Itu semua karena ia sudah begitu lelah dengan drama yang sedang ia hadapi. Maka dari itu ia lebih memilih untuk menghilangkan dirinya dari kejahatan publik yang sedang menyerangnya.
"Selamat pagi, Nona." sapa Albert saat Alison sedang memasuki mobil.
"Selamat pagi, Albert. Apakah semua barang-barangku sudah kau masukkan?" tanya Alison sambil memakai safety belt-nya.
"Semuanya sudah ada di bagasi, Nona." jawab Albert sambil mulai menjalankan mobil.
"Great! Dan apakah kau sudah memeriksa rekeningmu pagi ini?"

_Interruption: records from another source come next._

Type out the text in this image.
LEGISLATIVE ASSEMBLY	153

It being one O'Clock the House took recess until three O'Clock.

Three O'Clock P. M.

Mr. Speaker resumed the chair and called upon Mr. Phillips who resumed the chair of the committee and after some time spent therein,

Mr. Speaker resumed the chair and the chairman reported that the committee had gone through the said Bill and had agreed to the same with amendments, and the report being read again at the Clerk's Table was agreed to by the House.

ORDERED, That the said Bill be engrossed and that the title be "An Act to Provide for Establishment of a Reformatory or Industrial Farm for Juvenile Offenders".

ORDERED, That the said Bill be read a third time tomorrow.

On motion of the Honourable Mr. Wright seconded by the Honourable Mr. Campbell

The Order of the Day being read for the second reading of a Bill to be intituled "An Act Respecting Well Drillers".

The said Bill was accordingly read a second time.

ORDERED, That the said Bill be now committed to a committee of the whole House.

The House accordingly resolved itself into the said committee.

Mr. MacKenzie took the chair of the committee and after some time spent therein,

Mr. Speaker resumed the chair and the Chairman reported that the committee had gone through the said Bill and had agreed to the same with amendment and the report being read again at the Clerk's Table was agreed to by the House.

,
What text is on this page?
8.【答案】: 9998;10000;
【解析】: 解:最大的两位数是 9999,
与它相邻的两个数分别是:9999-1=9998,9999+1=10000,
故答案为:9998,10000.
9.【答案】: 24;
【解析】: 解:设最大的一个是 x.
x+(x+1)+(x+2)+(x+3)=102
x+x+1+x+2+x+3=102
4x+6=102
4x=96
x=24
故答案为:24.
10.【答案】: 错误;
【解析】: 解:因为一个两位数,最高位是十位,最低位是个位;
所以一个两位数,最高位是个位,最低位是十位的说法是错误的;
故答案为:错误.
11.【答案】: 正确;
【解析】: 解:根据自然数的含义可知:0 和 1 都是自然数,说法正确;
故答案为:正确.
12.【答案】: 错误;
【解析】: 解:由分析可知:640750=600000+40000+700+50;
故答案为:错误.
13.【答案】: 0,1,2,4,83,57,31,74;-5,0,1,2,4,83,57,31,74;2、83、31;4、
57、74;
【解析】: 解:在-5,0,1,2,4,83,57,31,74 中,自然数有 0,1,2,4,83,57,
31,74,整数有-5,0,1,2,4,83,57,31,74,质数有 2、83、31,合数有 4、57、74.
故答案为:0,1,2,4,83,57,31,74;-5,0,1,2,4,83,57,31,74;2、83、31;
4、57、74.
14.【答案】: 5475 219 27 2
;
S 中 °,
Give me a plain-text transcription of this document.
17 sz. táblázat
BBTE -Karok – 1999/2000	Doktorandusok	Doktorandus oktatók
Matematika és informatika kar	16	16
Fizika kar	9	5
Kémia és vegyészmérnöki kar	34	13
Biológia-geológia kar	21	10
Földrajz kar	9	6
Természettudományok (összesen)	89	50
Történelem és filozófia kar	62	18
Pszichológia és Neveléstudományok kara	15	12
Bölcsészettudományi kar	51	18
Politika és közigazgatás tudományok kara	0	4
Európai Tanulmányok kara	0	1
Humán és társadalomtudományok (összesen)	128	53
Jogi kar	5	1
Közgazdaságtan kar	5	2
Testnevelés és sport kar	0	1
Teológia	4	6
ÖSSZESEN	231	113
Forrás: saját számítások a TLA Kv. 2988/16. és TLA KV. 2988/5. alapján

"Untuk apa semua itu, Nona?"
"Untuk membahagianmu dan keluargamu,"
"Tetapi jumlahnya begitu banyak, Nona. Rasanya seperti saya bisa membeli sebuah rumah yang cukup besar di kampung saya."
"Kalau begitu pakailah untuk membeli rumah. Mudah, bukan?"
"Saya tidak pantas menerimanya, Nona."
"Anggap saja sebagai hadiah atas loyalitasmu karena sudah berpuluh-puluh tahun bekerja pada keluargaku, Albert."
"Bagaimana bisa mereka menilai anda seredah itu, Nona? Tidakkah yang menghina anda pernah mengingat dengan semua kebaikan yang pernah dulu anda berikan?"
"Biarkan saja. Selama mereka masih memiliki suara untuk berbicara, biarlah itu menjadi kebanggaan akan mereka."
"Lalu bagaimana dengan orangtua anda?"
"Itu tugasmu untuk membantuku meyakinkan mereka, Albert. Terkadang mereka begitu protektif kepada anak satu-satunya ini."
"Anda yakin dengan rencana ini, Nona? Karena sepertinya sudah ada yang menjadi penggemar anda di belakang sana."
Alison pun mengengokkan kepala dan melihat dari kaca belakang jika terdapat mobil-mobil yang sama seperti mobil yang membututinya kemarin terlihat dari plat nomor mobil tersebut.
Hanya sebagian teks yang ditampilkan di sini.